1.8. Bij besluit van 1 februari 2006 heeft het College het bezwaar tegen het besluit van 18 mei 2005 ongegrond verklaard. Het College heeft daarbij gewezen op het ingevolge de jurisprudentie van deze Raad geldende toetsingskader. In - onder meer - de uitspraak van 2 december 2003, JWWB 2004/47 is aangegeven dat, indien op een eerdere aanvraag afwijzend is beslist dan wel een lopende uitkering is beëindigd of ingetrokken, in geval van een volgende soortgelijke aanvraag, gericht op het verkrijgen van een periodieke bijstandsuitkering met ingang van een later gelegen datum, het op de weg van de aanvrager ligt om aan te tonen dat er sprake is van een wijziging in de omstandigheden in die zin dat hij nu wel voldoet aan de vereisten om voor bijstand in aanmerking te komen. Het College heeft vastgesteld dat appellante in het kader van de voorliggende aanvraag nog steeds geen inzicht heeft verschaft in de bankrekeningen. Op grond van die vaststelling heeft het College geconcludeerd dat zij niet heeft doen blijken van een relevante wijziging van omstandigheden. De afwijzing van de aanvraag heeft het College gebaseerd op de artikelen 11 en 17 van de WWB.
2. Bij de aangevallen uitspraak heeft de rechtbank het beroep tegen het besluit van 1 februari 2006 ongegrond verklaard. Daarbij heeft de rechtbank verwezen naar de door het College genoemde jurisprudentie van de Raad. De rechtbank heeft overwogen dat appellante niet aannemelijk heeft kunnen maken dat de gelden op de verzwegen bankrekeningen van haar zoon waren en dat zij hierover niet kon beschikken. Onduidelijk is waar de gelden zijn gebleven en hoe ze zijn besteed.
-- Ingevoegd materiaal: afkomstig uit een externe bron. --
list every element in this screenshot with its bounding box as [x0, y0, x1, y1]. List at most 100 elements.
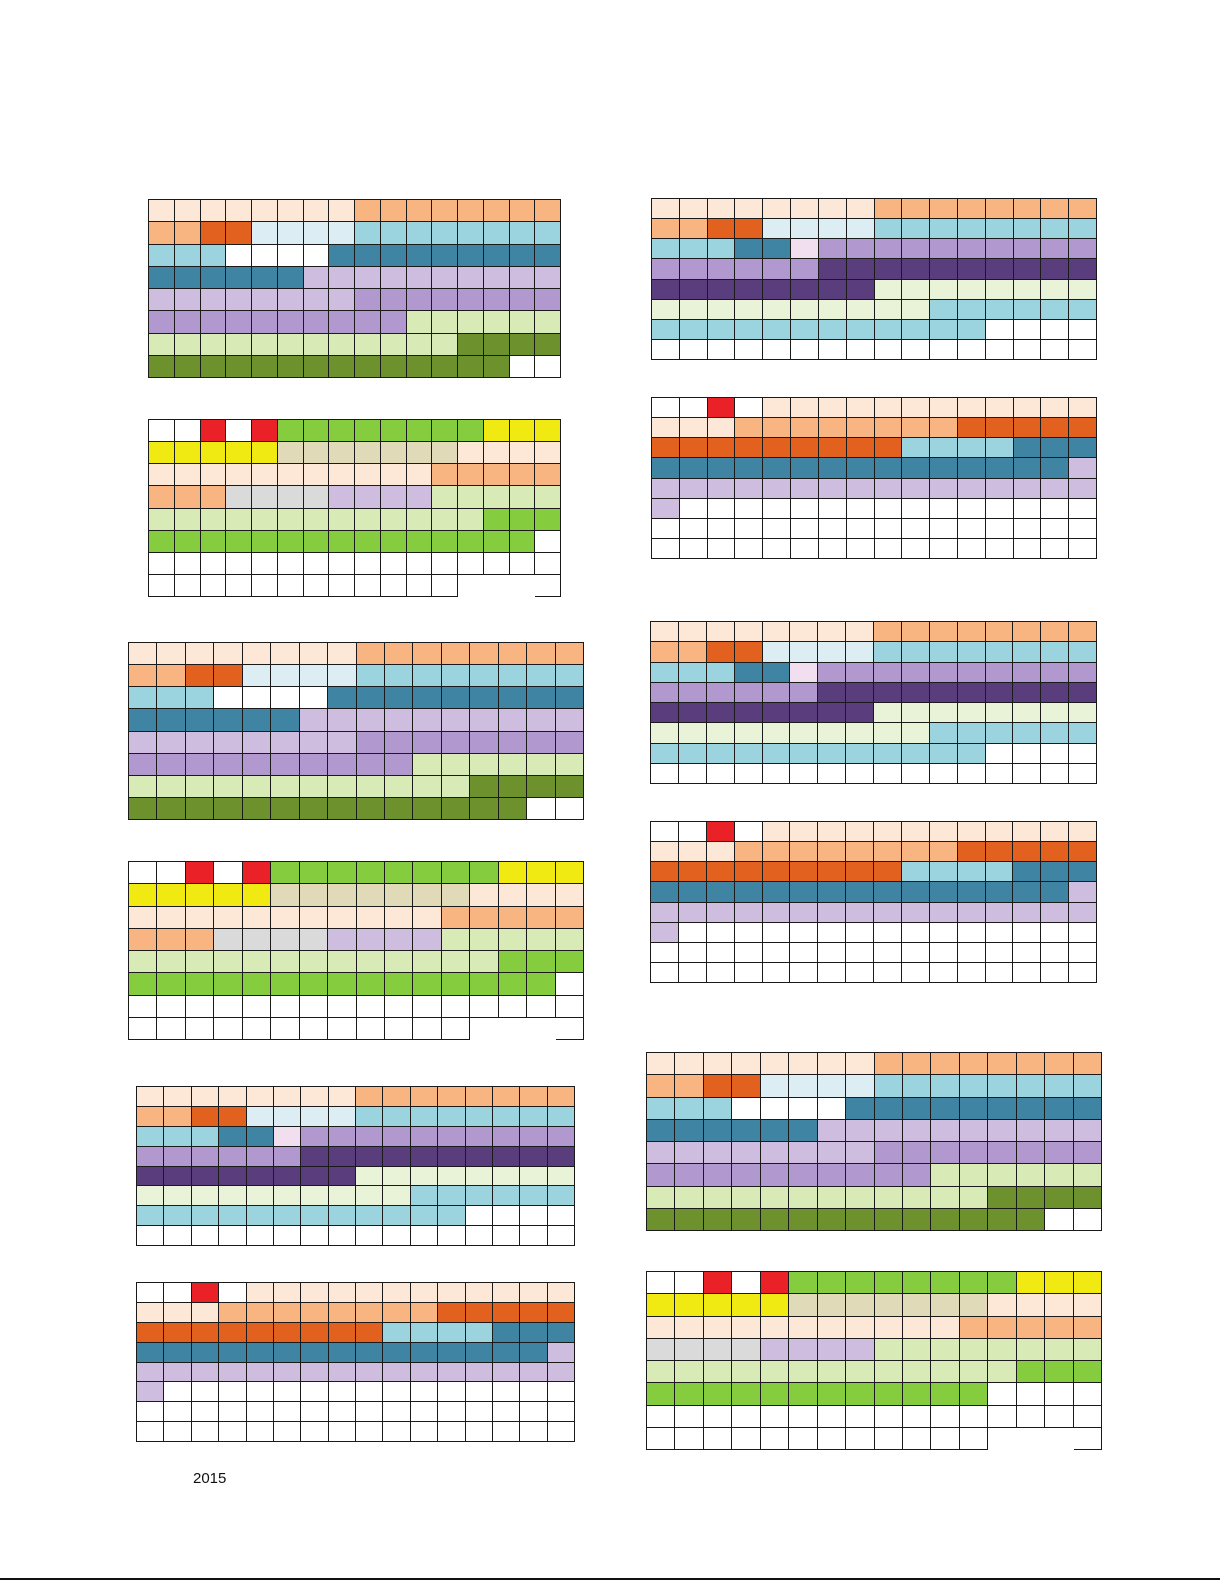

Nu appellante nog steeds geen inzicht heeft verschaft, heeft het College op goede gronden geconcludeerd dat er geen sprake is van een relevante wijziging van omstandigheden.
3. Appellante heeft zich in hoger beroep gemotiveerd tegen deze uitspraak gekeerd.
4. De Raad komt tot de volgende beoordeling.
4.1. De tegen de intrekking en terugvordering van de bijstand over de periode van 1 juli 1997 tot en met 30 september 2004 gerichte grieven kunnen niet slagen, nu daarover reeds bij uitspraak van 17 juli 2007 door deze Raad is beslist.
4.2. Met betrekking tot de grieven gericht tegen de afwijzing van de aanvraag van 18 mei 2005 oordeelt de Raad als volgt.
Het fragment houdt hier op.